Google To Become Mobile Handset Power With $12.5B Deal For Motorola Mobility
We can only imagine the look on Time Warner Cable CEO Glenn Britt‘s face when he learned that Google agreed to pay $12.5B for Motorola Mobility. But I doubt it was a smile. The Google news didn’t simply bury TWC’s announcement today that it will pay $3B to buy Insight Communications, which includes 750,000 cable customers many of whom live in rural areas in Kentucky, Indiana, and Ohio. Executives at the highest levels of the business say that Britt reaffirmed his commitment to cable just as Google raised new questions about the prospects for pay TV. The Web giant is about to become a major force in the industry: Motorola Mobility and Cisco are pretty much a duopoly as suppliers of cable set top boxes and the software that operators use to serve them. And Google very much wants to mix Web video with traditional cable channels — a thought that petrifies many operators and programmers. The company is trying to blend the distribution channels in its Google TV service, which has mostly left consumers cold. But that could change. Credit Suisse analyst Spencer Wang says that Google has “a significant opportunity” to capitalize “not only (on) its Google TV platform, but also its ownership of YouTube.” No wonder Matthew Polka of the American Cable Association, a trade group that mostly serves small pay TV companies, says his members “will want assurances from Google that it is both committed to the cable business model and won’t use its market power to run roughshod over smaller cable operators.”

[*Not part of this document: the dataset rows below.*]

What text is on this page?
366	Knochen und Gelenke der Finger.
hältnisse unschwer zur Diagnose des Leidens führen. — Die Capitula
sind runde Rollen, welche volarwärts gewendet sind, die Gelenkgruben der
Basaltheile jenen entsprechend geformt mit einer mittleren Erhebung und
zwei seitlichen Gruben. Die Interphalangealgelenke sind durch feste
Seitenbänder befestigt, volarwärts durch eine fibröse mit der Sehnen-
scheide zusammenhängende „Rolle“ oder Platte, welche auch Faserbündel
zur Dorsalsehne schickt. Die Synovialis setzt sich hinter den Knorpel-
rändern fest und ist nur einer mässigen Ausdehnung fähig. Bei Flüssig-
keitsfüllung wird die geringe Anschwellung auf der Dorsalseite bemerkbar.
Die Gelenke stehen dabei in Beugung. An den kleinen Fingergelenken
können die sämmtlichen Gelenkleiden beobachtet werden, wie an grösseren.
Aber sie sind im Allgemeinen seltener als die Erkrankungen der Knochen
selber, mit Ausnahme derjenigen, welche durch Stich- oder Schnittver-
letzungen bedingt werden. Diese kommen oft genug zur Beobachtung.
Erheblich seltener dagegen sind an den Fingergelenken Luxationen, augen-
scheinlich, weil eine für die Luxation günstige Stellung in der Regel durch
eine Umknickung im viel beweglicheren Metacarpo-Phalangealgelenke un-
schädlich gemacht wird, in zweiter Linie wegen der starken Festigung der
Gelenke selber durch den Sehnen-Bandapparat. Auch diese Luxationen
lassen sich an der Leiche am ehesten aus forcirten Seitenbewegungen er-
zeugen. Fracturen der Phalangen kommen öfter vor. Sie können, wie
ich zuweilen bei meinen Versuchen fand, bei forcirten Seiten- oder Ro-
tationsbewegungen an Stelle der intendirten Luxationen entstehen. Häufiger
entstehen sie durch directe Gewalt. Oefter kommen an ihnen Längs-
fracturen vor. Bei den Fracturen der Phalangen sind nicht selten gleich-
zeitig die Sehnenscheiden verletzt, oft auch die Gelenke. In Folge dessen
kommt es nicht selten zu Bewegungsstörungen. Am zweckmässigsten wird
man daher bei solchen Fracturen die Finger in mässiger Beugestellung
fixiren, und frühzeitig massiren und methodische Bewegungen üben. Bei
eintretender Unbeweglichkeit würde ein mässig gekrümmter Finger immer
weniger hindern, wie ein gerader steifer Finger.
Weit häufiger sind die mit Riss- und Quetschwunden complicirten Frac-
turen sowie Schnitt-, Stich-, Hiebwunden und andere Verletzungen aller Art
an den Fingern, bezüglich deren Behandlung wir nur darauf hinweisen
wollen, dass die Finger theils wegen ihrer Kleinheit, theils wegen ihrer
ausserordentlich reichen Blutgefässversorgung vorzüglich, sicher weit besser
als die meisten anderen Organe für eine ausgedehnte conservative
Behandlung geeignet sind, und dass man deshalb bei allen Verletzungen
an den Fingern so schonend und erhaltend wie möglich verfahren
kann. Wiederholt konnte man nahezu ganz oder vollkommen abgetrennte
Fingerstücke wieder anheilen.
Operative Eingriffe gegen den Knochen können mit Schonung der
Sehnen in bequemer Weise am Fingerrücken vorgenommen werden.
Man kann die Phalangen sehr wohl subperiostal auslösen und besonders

Britt also has to wonder how powerful Google will become in the mobile broadband business. If the company can make Android-powered phones and tablets as popular as Apple’s iPhones and iPads, then that could affect cable’s TV Everywhere plans — enabling subscribers to watch TV shows via broadband on computers, smartphones, and tablets. Google could also become a more potent opponent if companies such as TWC want to raise the price of their broadband services. TWC has invested in spectrum with the hope of becoming a major provider of wireless broadband. “If we find the magic (marketing) formula, we’ll go from there,” Britt told analysts a few weeks ago. “If we don’t, then we’ll take some other action.” Only now Britt will have less cash to work with, and will have to think a little harder about what Google might do.